Алевтине Моисеевне понравился комплимент этого пожилого, но все еще интересного капитана, и в то же время сердце защемило от предчувствия чего-то недоброго. «Может быть, милиция пронюхала о посылках», — тревожно подумала она, а сама, любезно улыбаясь, ответила:
— Что вы? Какие знакомые? Муж целый день на работе. Возвращается не раньше восьми. Я кручусь по хозяйству. Только и выглянешь, что на базар за продуктами. Сейчас ведь все так дорого. Запасов никаких не сделаешь. Схожу на базар, и снова вдвоем с мамой сидим дома.
— Разве кто-нибудь скажет, что это не так? — проскрипела Эсфирь Львовна. — Мы никуда, и к нам никто.
— А кого вы ждете к себе сегодня? — нахмурился капитан.
— Да вот, ей-богу, никого, — уверяла Алевтина Моисеевна. — Сама я хотела выйти тут к знакомым, попросить взаймы рублей сто до получки мужа, а к себе никого не ждем.
— Ну что же, — обворожительно улыбнулся капитан, — тогда начнем действовать. Мальчик, приступай.
Стоявший у входа спутник капитана запер дверь на задвижку. Алевтина Моисеевна изумленно взглянула на капитана и, испуганно пискнув, закрыла глаза от страха. На нее глядел совершенно другой человек. От любезного выражения на лице капитана не осталось и следа. На нее уставились глаза убийцы, хладнокровного и жестокого. Вытащив наган, капитан наводил его то на одну, то на другую женщину.
— Молчать, старые суки! — негромко проговорил он. — Только вякни кто! Пришью на месте.
Спутник капитана, вытащив из-за голенища нож, стал сзади женщин.

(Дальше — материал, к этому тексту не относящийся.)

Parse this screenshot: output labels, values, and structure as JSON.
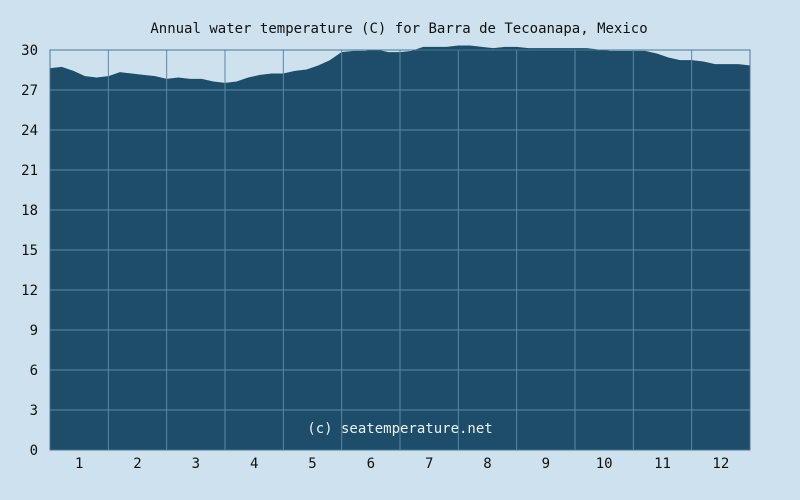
{
  "chart_data": {
    "type": "area",
    "title": "Annual water temperature (C) for Barra de Tecoanapa, Mexico",
    "xlabel": "",
    "ylabel": "",
    "watermark": "(c) seatemperature.net",
    "xlim": [
      1,
      13
    ],
    "ylim": [
      0,
      30
    ],
    "grid": true,
    "x_ticks": [
      "1",
      "2",
      "3",
      "4",
      "5",
      "6",
      "7",
      "8",
      "9",
      "10",
      "11",
      "12"
    ],
    "y_ticks": [
      "0",
      "3",
      "6",
      "9",
      "12",
      "15",
      "18",
      "21",
      "24",
      "27",
      "30"
    ],
    "x": [
      1.0,
      1.2,
      1.4,
      1.6,
      1.8,
      2.0,
      2.2,
      2.4,
      2.6,
      2.8,
      3.0,
      3.2,
      3.4,
      3.6,
      3.8,
      4.0,
      4.2,
      4.4,
      4.6,
      4.8,
      5.0,
      5.2,
      5.4,
      5.6,
      5.8,
      6.0,
      6.2,
      6.4,
      6.6,
      6.8,
      7.0,
      7.2,
      7.4,
      7.6,
      7.8,
      8.0,
      8.2,
      8.4,
      8.6,
      8.8,
      9.0,
      9.2,
      9.4,
      9.6,
      9.8,
      10.0,
      10.2,
      10.4,
      10.6,
      10.8,
      11.0,
      11.2,
      11.4,
      11.6,
      11.8,
      12.0,
      12.2,
      12.4,
      12.6,
      12.8,
      13.0
    ],
    "values": [
      28.6,
      28.7,
      28.4,
      28.0,
      27.9,
      28.0,
      28.3,
      28.2,
      28.1,
      28.0,
      27.8,
      27.9,
      27.8,
      27.8,
      27.6,
      27.5,
      27.6,
      27.9,
      28.1,
      28.2,
      28.2,
      28.4,
      28.5,
      28.8,
      29.2,
      29.8,
      29.9,
      29.9,
      30.0,
      29.8,
      29.8,
      29.9,
      30.2,
      30.2,
      30.2,
      30.3,
      30.3,
      30.2,
      30.1,
      30.2,
      30.2,
      30.1,
      30.1,
      30.1,
      30.1,
      30.1,
      30.1,
      30.0,
      29.9,
      29.9,
      29.9,
      29.9,
      29.7,
      29.4,
      29.2,
      29.2,
      29.1,
      28.9,
      28.9,
      28.9,
      28.8
    ],
    "colors": {
      "background": "#cde2ee",
      "fill": "#1e4d69",
      "grid": "#5c87a2",
      "frame": "#4b7894"
    }
  }
}
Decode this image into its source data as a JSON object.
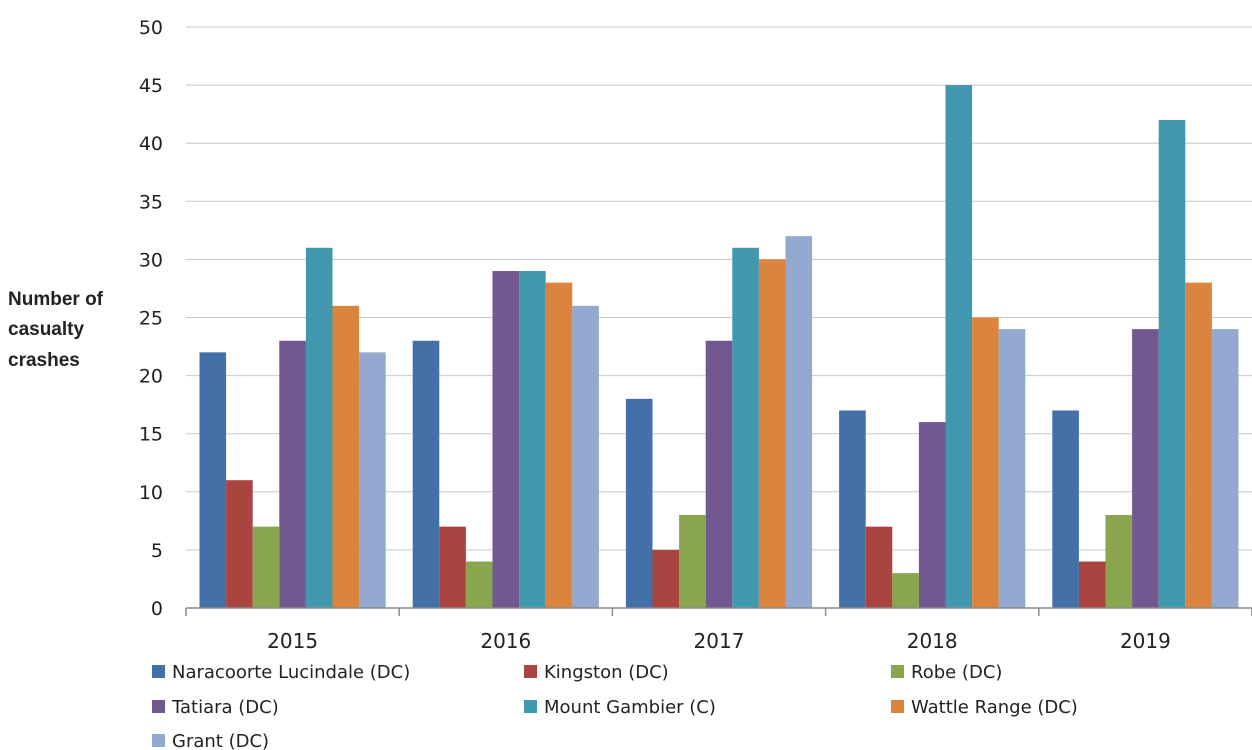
{
  "chart_data": {
    "type": "bar",
    "title": "",
    "xlabel": "",
    "ylabel": "Number of casualty crashes",
    "ylabel_lines": [
      "Number of",
      "casualty",
      "crashes"
    ],
    "ylim": [
      0,
      50
    ],
    "yticks": [
      0,
      5,
      10,
      15,
      20,
      25,
      30,
      35,
      40,
      45,
      50
    ],
    "grid": "horizontal",
    "legend_position": "bottom",
    "categories": [
      "2015",
      "2016",
      "2017",
      "2018",
      "2019"
    ],
    "series": [
      {
        "name": "Naracoorte Lucindale (DC)",
        "color": "#4470a8",
        "values": [
          22,
          23,
          18,
          17,
          17
        ]
      },
      {
        "name": "Kingston (DC)",
        "color": "#aa4441",
        "values": [
          11,
          7,
          5,
          7,
          4
        ]
      },
      {
        "name": "Robe (DC)",
        "color": "#89a54e",
        "values": [
          7,
          4,
          8,
          3,
          8
        ]
      },
      {
        "name": "Tatiara (DC)",
        "color": "#71588f",
        "values": [
          23,
          29,
          23,
          16,
          24
        ]
      },
      {
        "name": "Mount Gambier (C)",
        "color": "#4198af",
        "values": [
          31,
          29,
          31,
          45,
          42
        ]
      },
      {
        "name": "Wattle Range (DC)",
        "color": "#db843d",
        "values": [
          26,
          28,
          30,
          25,
          28
        ]
      },
      {
        "name": "Grant (DC)",
        "color": "#93a9cf",
        "values": [
          22,
          26,
          32,
          24,
          24
        ]
      }
    ]
  }
}
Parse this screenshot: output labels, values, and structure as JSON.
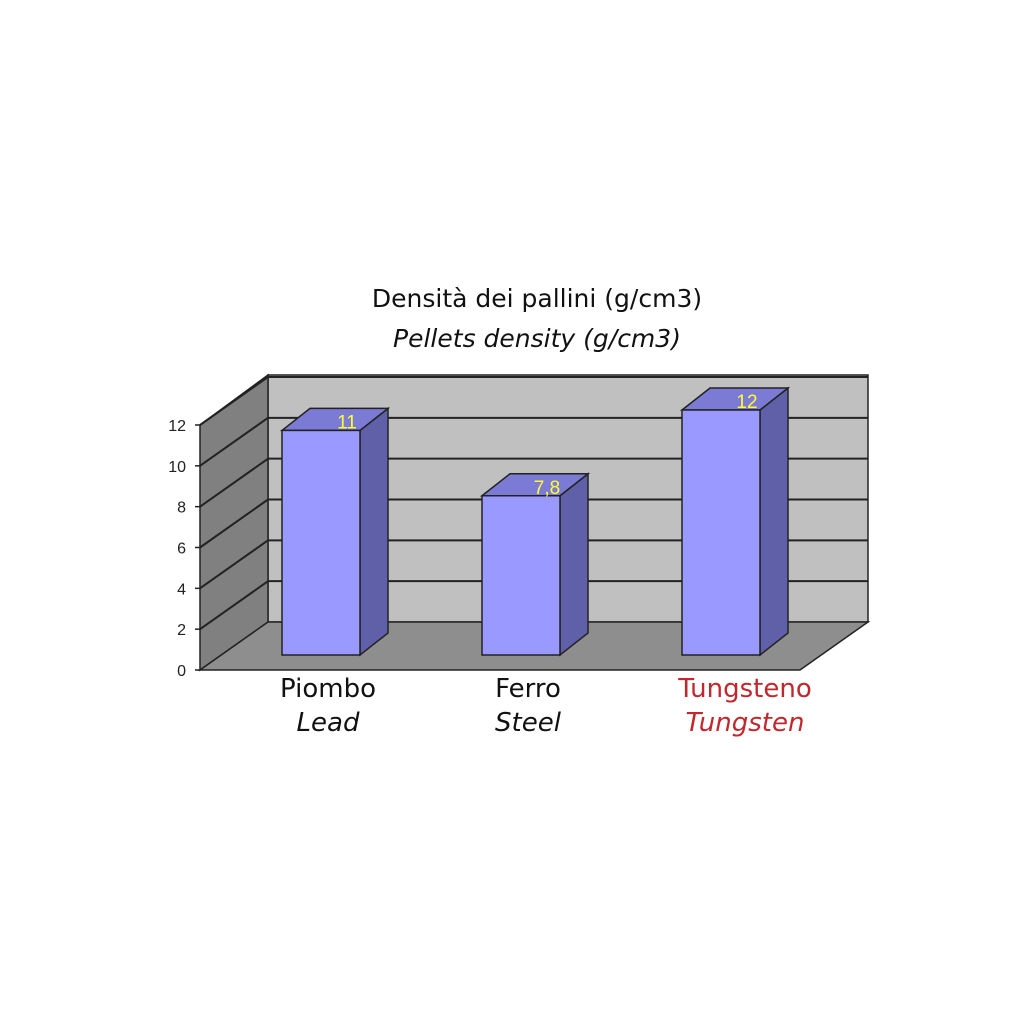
{
  "chart_data": {
    "type": "bar",
    "style": "3d-column",
    "title": "Densità dei pallini (g/cm3)",
    "subtitle": "Pellets density (g/cm3)",
    "categories": [
      {
        "label": "Piombo",
        "label_en": "Lead",
        "color": "#111111"
      },
      {
        "label": "Ferro",
        "label_en": "Steel",
        "color": "#111111"
      },
      {
        "label": "Tungsteno",
        "label_en": "Tungsten",
        "color": "#c0282d"
      }
    ],
    "values": [
      11,
      7.8,
      12
    ],
    "data_labels": [
      "11",
      "7,8",
      "12"
    ],
    "ylim": [
      0,
      12
    ],
    "yticks": [
      "0",
      "2",
      "4",
      "6",
      "8",
      "10",
      "12"
    ],
    "grid": true,
    "legend": "none",
    "colors": {
      "bar_front": "#9999ff",
      "bar_side": "#6060a8",
      "bar_top": "#7b7bd6",
      "data_label": "#ffff33",
      "back_wall": "#c0c0c0",
      "side_wall": "#808080",
      "floor": "#8e8e8e"
    }
  }
}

Алевтина Моисеевна почувствовала, как острое, холодное лезвие ножа уперлось ей в спину под левую лопатку.
— Деньги, — коротко проговорил Васильев. — Молчать, — поднял он наган, видя, что хозяйка квартиры хочет говорить. Укажите пальцем, где они. А ты, падаль, перестань икать! — свирепо глянул он на Эсфирь Львовну. Старуха и в самом деле, глядя остановившимися от ужаса глазами на оружие в руке Васильева, икала, звонко лязгая искусственными челюстями.
Близкая к обмороку, Алевтина Моисеевна указала в глубь квартиры.
— Свяжи старуху, — приказал Васильев юноше. Тот, быстро разрезав скатерть, прикрутил Эсфирь Львовну к стулу, засунул ей в рот судомоечное полотенце. Затем, по молчаливому знаку Васильева, он вторым полотенцем заткнул рот Алевтины Моисеевны.
Под угрозой нагана и ножа супруга Наума Абрамовича сама вытащила из тайников наличные деньги и отдала их грабителям.
— Двести двадцать тысяч, — пересчитав толстый пачки сторублевок, подытожил Васильев.
— А еще где? — прикрикнул он на Алевтину Моисеевну. — Открывай все заначки, если жить хочешь.
Вспомнив про деньги, которые не успела обменять Эсфирь Львовна, Алевтина Моисеевна отдала и их. С минуту Васильев молчал, испытующе глядя на трясущуюся женщину, затем, должно быть, поверив, что отдано все, приказал своему напарнику:
— Привязывай и эту.
Через пару минут и Алевтина Моисеевна была надежно прикручена к стулу. На прощание Васильев приказал:
— Сидеть тихо. Мы тут у соседей еще кое-что поищем. Если шевельнетесь, вернусь и пришибу.
Прошло несколько часов после ухода грабителей, а прикрученные к стульям женщины все еще сидели, боясь пошевельнуться. Несколько раз кто-то осторожно стучал и дверь, которая после ухода бандитов осталась незапертой, но, не получив ответа, не решился войти. Лишь в конце дня туговатая на ухо соседка, у которой для фарша не хватило луку, постучала к Арским, позаимствовать пару луковиц. Не расслышав ответа, она вошла и окаменела от изумления. Через полминуты тихий квартал огласился воплями испуганной женщины.
К несчастью для Арских, первым на эти вопли прибежал домоуправ, энергичный брюнет с орлиным носом в полувоенном костюме и, несмотря на жару, в роскошной каракулевой кубанке. Он только что успешно закончил разговор о ремонте с хозяином одной из соседних квартир и был то, что называется, в благородном подпитии. Уяснив, что во вверенном ему домоуправлении среди белого дня произошел грабеж, он категорическим тоном запретил соседям входить в квартиру Арских.
— Ничего не трогать, — распорядился он. — Следы затопчете. Надо угрозыск вызывать.